MAO’S STANDING WITH the Party began to change in April 1928, when a large Red unit of thousands of men, the surviving Nanchang mutineers, the troops he had angled for right from the start, sought refuge in his base. They came to Mao as a defeated force whose much-depleted ranks had been routed on the south coast the previous October, when the Russians failed to deliver the promised arms. The remnants of the force had been rallied by a 41-year-old officer called Zhu De, a former professional soldier with the rank of brigadier, and something of a veteran among the mainly twentyish Reds. He had gone to Germany in his mid-thirties, and joined the Party before moving on to Russia for special military training. He was a cheerful man, and a soldier’s soldier, who mingled easily with the rank and file, eating and marching with them, carrying guns and backpacks like the rest, wearing straw sandals, a bamboo hat on his back. He was constantly to be found at the front.

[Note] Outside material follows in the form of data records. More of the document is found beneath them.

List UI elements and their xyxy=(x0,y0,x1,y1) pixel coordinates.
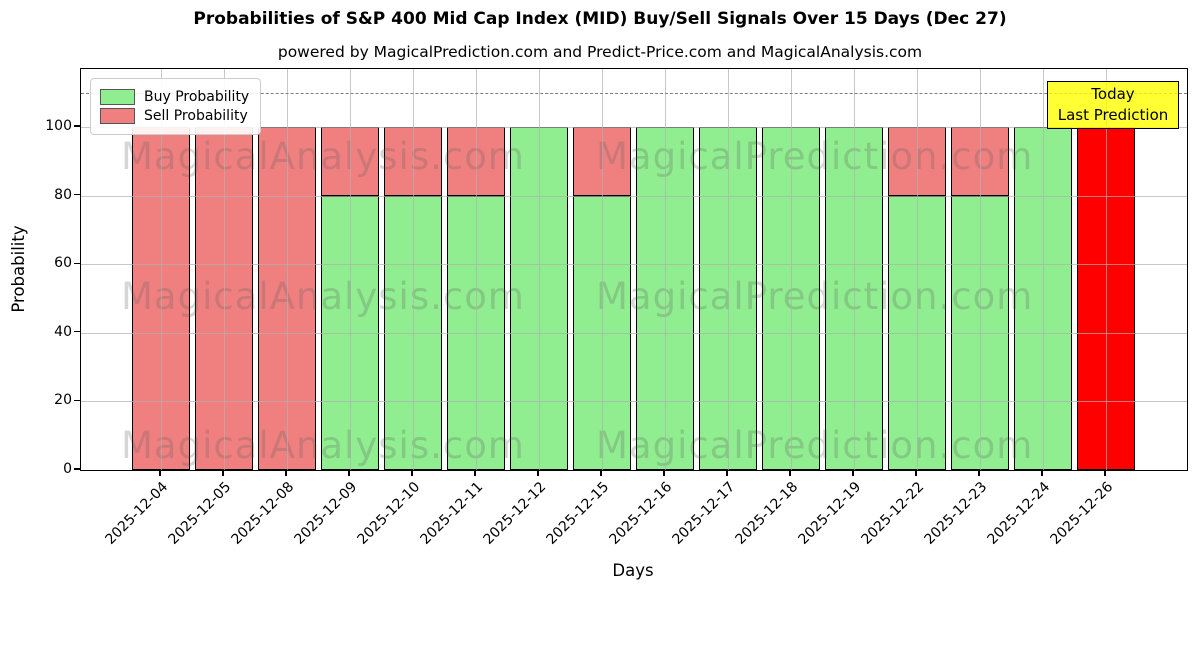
gridline-vertical xyxy=(917,69,918,470)
legend-label: Buy Probability xyxy=(144,89,250,105)
gridline-horizontal xyxy=(81,401,1187,403)
gridline-vertical xyxy=(413,69,414,470)
y-tick-mark xyxy=(74,468,80,470)
gridline-vertical xyxy=(1043,69,1044,470)
y-tick-label: 80 xyxy=(54,186,72,203)
annotation-line1: Today xyxy=(1091,85,1135,103)
y-tick-mark xyxy=(74,193,80,196)
gridline-vertical xyxy=(1106,69,1107,470)
gridline-vertical xyxy=(728,69,729,470)
plot-area: Buy Probability Sell Probability Today La… xyxy=(80,68,1188,471)
x-tick-mark xyxy=(285,470,287,476)
gridline-vertical xyxy=(539,69,540,470)
watermark-text: MagicalPrediction.com xyxy=(596,275,1034,318)
gridline-vertical xyxy=(476,69,477,470)
x-tick-mark xyxy=(1041,470,1043,476)
x-tick-mark xyxy=(474,470,476,476)
threshold-dashed-line xyxy=(81,92,1187,94)
today-annotation: Today Last Prediction xyxy=(1047,81,1179,129)
gridline-vertical xyxy=(224,69,225,470)
watermark-text: MagicalPrediction.com xyxy=(596,135,1034,178)
watermark-text: MagicalAnalysis.com xyxy=(121,275,525,318)
x-tick-mark xyxy=(852,470,854,476)
y-tick-label: 40 xyxy=(54,323,72,340)
gridline-vertical xyxy=(287,69,288,470)
gridline-vertical xyxy=(665,69,666,470)
gridline-vertical xyxy=(602,69,603,470)
chart-subtitle: powered by MagicalPrediction.com and Pre… xyxy=(277,43,923,61)
y-tick-label: 20 xyxy=(54,392,72,409)
y-tick-mark xyxy=(74,125,80,127)
gridline-horizontal xyxy=(81,127,1187,128)
watermark-text: MagicalPrediction.com xyxy=(596,424,1034,467)
x-tick-mark xyxy=(978,470,980,476)
x-tick-mark xyxy=(726,470,728,476)
chart-title: Probabilities of S&P 400 Mid Cap Index (… xyxy=(193,9,1007,29)
x-tick-mark xyxy=(600,470,602,476)
y-tick-mark xyxy=(74,331,80,333)
gridline-vertical xyxy=(854,69,855,470)
legend-row: Buy Probability xyxy=(100,89,249,105)
gridline-horizontal xyxy=(81,264,1187,266)
y-tick-label: 0 xyxy=(63,461,72,477)
legend-label: Sell Probability xyxy=(144,108,248,124)
gridline-vertical xyxy=(791,69,792,470)
gridline-vertical xyxy=(161,69,162,470)
y-tick-mark xyxy=(74,399,80,402)
watermark-text: MagicalAnalysis.com xyxy=(121,424,525,467)
gridline-horizontal xyxy=(81,195,1187,197)
legend: Buy Probability Sell Probability xyxy=(90,78,262,135)
annotation-line2: Last Prediction xyxy=(1057,106,1169,124)
x-axis-label: Days xyxy=(612,561,654,580)
x-tick-mark xyxy=(915,470,917,476)
legend-row: Sell Probability xyxy=(100,108,249,124)
sell-swatch xyxy=(100,108,135,124)
gridline-vertical xyxy=(980,69,981,470)
gridline-vertical xyxy=(350,69,351,470)
x-tick-mark xyxy=(348,470,350,476)
y-tick-mark xyxy=(74,262,80,264)
x-tick-mark xyxy=(789,470,791,476)
watermark-text: MagicalAnalysis.com xyxy=(121,135,525,178)
gridline-horizontal xyxy=(81,332,1187,334)
x-tick-mark xyxy=(537,470,539,476)
x-tick-mark xyxy=(159,470,161,476)
x-tick-mark xyxy=(663,470,665,476)
buy-swatch xyxy=(100,89,135,105)
x-tick-mark xyxy=(222,470,224,476)
y-tick-label: 60 xyxy=(54,255,72,272)
x-tick-mark xyxy=(411,470,413,476)
x-tick-mark xyxy=(1104,470,1106,476)
y-tick-label: 100 xyxy=(45,118,72,134)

Mao had always coveted the Nanchang mutineers, and when he first arrived in outlaw territory had sent a message urging Zhu to join him, but Zhu had declined. Shanghai’s orders had been to launch uprisings in the southeast corner of Hunan around New Year 1928, and Zhu, as a loyal Party man, had followed orders. The uprisings failed abysmally, thanks to the sheer absurdity and brutality of Moscow’s tactics. According to a report at the time, the policy was to “kill every single one of the class enemies and burn and destroy their homes.” The slogan was “Burn, burn, burn! Kill, kill, kill!” Anyone unwilling to kill and burn was termed “running dog of the gentry [who] deserves to be killed.”
In line with this policy, Zhu’s men razed two whole towns, Chenzhou and Leiyang, to the ground. The result was to foment a real uprising — against the Communists. One day, at a rally held to try to force peasants to do more burning and killing, the peasants revolted and killed the attending Communists. In village after village and town after town where Zhu’s men were active, rebellions sprang up against the Reds. Peasants slaughtered grassroots Party members, tore off the red neckerchiefs they had been ordered to wear, and donned white ones to demonstrate their allegiance to the Nationalists.
Once Nationalist troops began to apply pressure, Zhu had to run, and thousands of civilians went with him: the families of the activists who had done the burning and killing, who had nowhere else to go. This was what Moscow had intended: peasants must be coerced into doing things that left no way back into normal life. To “get them to join the revolution,” the Party had decreed, “there is only one way: use Red terror to prod them into doing things that leave them with no chance to make compromises later with the gentry and bourgeoisie.” One man from Leiyang recounted: “I had suppressed [i.e., killed] counter-revolutionaries, so I could not live peacefully now. I had to go all the way … So I burned my own house with my own hands … and left [with Zhu].”
After these people left, the cycle of revenge and retribution brought more casualties, among them a young woman who had been adopted by Mao’s mother, called Chrysanthemum Sister. She had followed Mao into the Party and married a Communist, and they had a young child. Although it seems she and her husband did not support the killings by the Reds, nevertheless her husband was executed after Zhu’s army left Leiyang, and his head exhibited in a wooden cage on the city wall. Chrysanthemum Sister was imprisoned. She wanted to recant, but her captors refused permission. She wrote to a relative that she was made to “suffer all the pains I had never imagined existed” and yearned for death: “I long to die and not go on being tortured … It would be such relief to leave this world. But my poor [baby], it’s so painful to think of him. I had so many plans about bringing him up. Never did I dream all this was going to happen … My baby must not blame me …” Chrysanthemum Sister was later executed.
Zhu came to Mao as a defeated man, while Mao could represent himself as the person who had in effect saved what was the largest detachment of Communist troops still functioning, at a time when other Red bases were crumbling. All the uprisings the Russians had ordered in the past months had ended in failure. The most famous Red base, Hailufeng, on the south coast, collapsed in late February 1928. During its two-month existence, the area, called “Little Moscow”—there was even a “Red Square,” with a gateway copied from the Kremlin — became a carnage ground under its leader Peng Pai, a man with a thirst for blood. Over 10,000 people were butchered; “reactionary villages were razed wholesale to the ground.”